New START treaty ending – Moscow

The New START treaty, which limits the world’s two largest nuclear arsenals, officially expires on February 5, and Moscow has not received any formal response from the US on renewing it, the Russian Foreign Ministry said in a press release on Wednesday.
Russia will be ready to decisively counter potential threats, but will remain open to dialogue after the lapse of the last remaining strategic arms control agreement with the US, it added.
Last September, Russian President Vladimir Putin publicly made a stopgap proposal, offering to keep observing the treaty’s limits on armaments for another year after it expired on February 5, provided the US responded in kind.
“Our ideas have been deliberately left unanswered,” the ministry said. Moscow now assumes “that the parties to the New START are no longer bound by any obligations or symmetrical declarations,” it added.
The Russian Federation intends to act responsibly and in a balanced manner, developing its policy in the field of strategic offensive arms on the basis of a thorough analysis of the US military policy and the overall situation in the strategic sphere.

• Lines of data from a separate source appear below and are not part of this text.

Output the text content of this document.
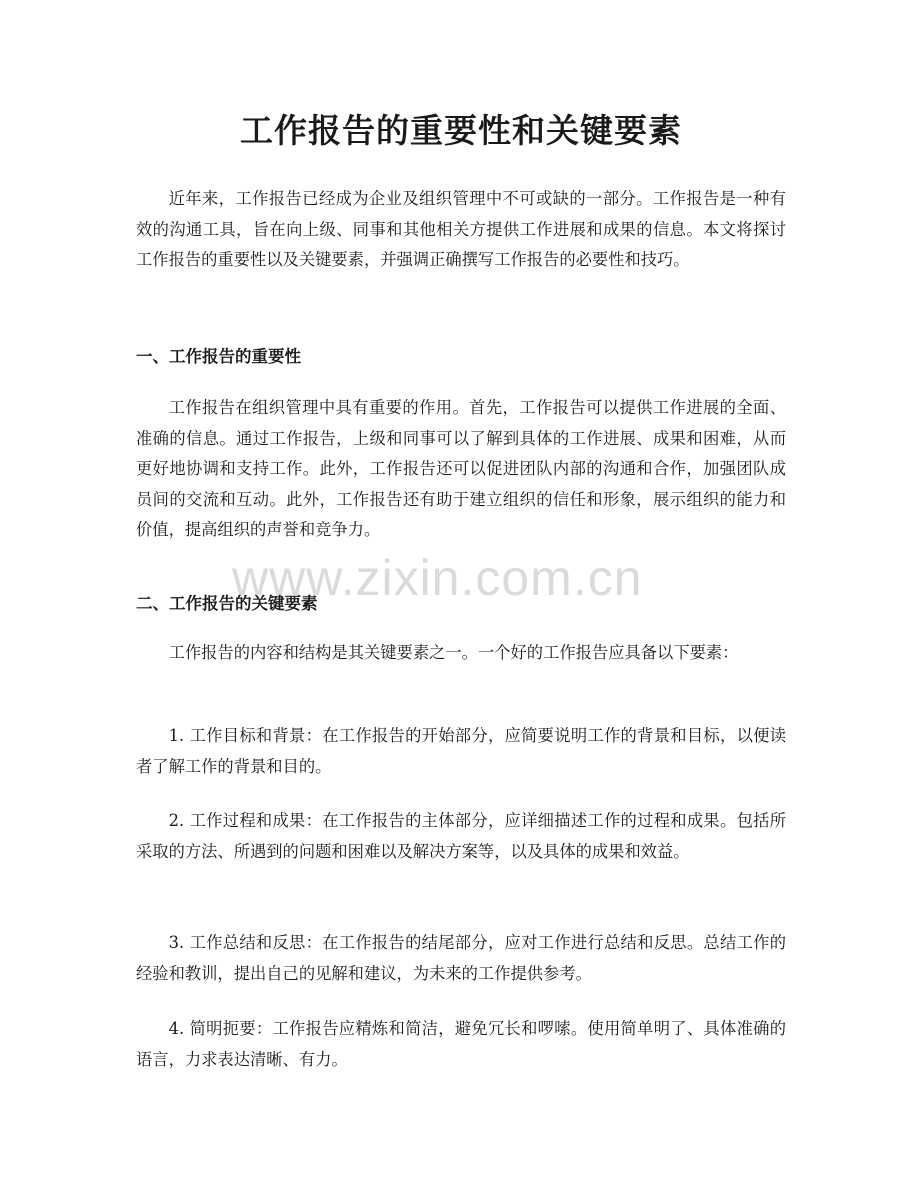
工作报告的重要性和关键要素

近年来，工作报告已经成为企业及组织管理中不可或缺的一部分。工作报告是一种有效的沟通工具，旨在向上级、同事和其他相关方提供工作进展和成果的信息。本文将探讨工作报告的重要性以及关键要素，并强调正确撰写工作报告的必要性和技巧。

一、工作报告的重要性

工作报告在组织管理中具有重要的作用。首先，工作报告可以提供工作进展的全面、准确的信息。通过工作报告，上级和同事可以了解到具体的工作进展、成果和困难，从而更好地协调和支持工作。此外，工作报告还可以促进团队内部的沟通和合作，加强团队成员间的交流和互动。此外，工作报告还有助于建立组织的信任和形象，展示组织的能力和价值，提高组织的声誉和竞争力。

二、工作报告的关键要素

工作报告的内容和结构是其关键要素之一。一个好的工作报告应具备以下要素：

1. 工作目标和背景：在工作报告的开始部分，应简要说明工作的背景和目标，以便读者了解工作的背景和目的。

2. 工作过程和成果：在工作报告的主体部分，应详细描述工作的过程和成果。包括所采取的方法、所遇到的问题和困难以及解决方案等，以及具体的成果和效益。

3. 工作总结和反思：在工作报告的结尾部分，应对工作进行总结和反思。总结工作的经验和教训，提出自己的见解和建议，为未来的工作提供参考。

4. 简明扼要：工作报告应精炼和简洁，避免冗长和啰嗦。使用简单明了、具体准确的语言，力求表达清晰、有力。

www.zixin.com.cn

Simultaneously, Moscow remains ready to seek political and diplomatic ways to “comprehensively stabilize the strategic situation on the basis of equal and mutually beneficial dialogue solutions,” the ministry said.
The New START Treaty, which was signed in 2010 and extended in 2021, caps the number of deployed strategic nuclear warheads and launchers and sets out monitoring mechanisms for both Russian and US arsenals.
Moscow suspended the verification mechanisms of the treaty in 2023, citing Ukrainian strikes on elements of Russia’s nuclear deterrence and accusing the West of actively being involved.
In the meantime, the lapse of New START will leave the world’s two biggest nuclear superpowers with no guardrails on their nuclear arsenals.
Last week, the Bulletin of Atomic Scientists moved the ‘Doomsday Clock’ five seconds closer to midnight, and warned of a looming “full-blow arms race” between major powers.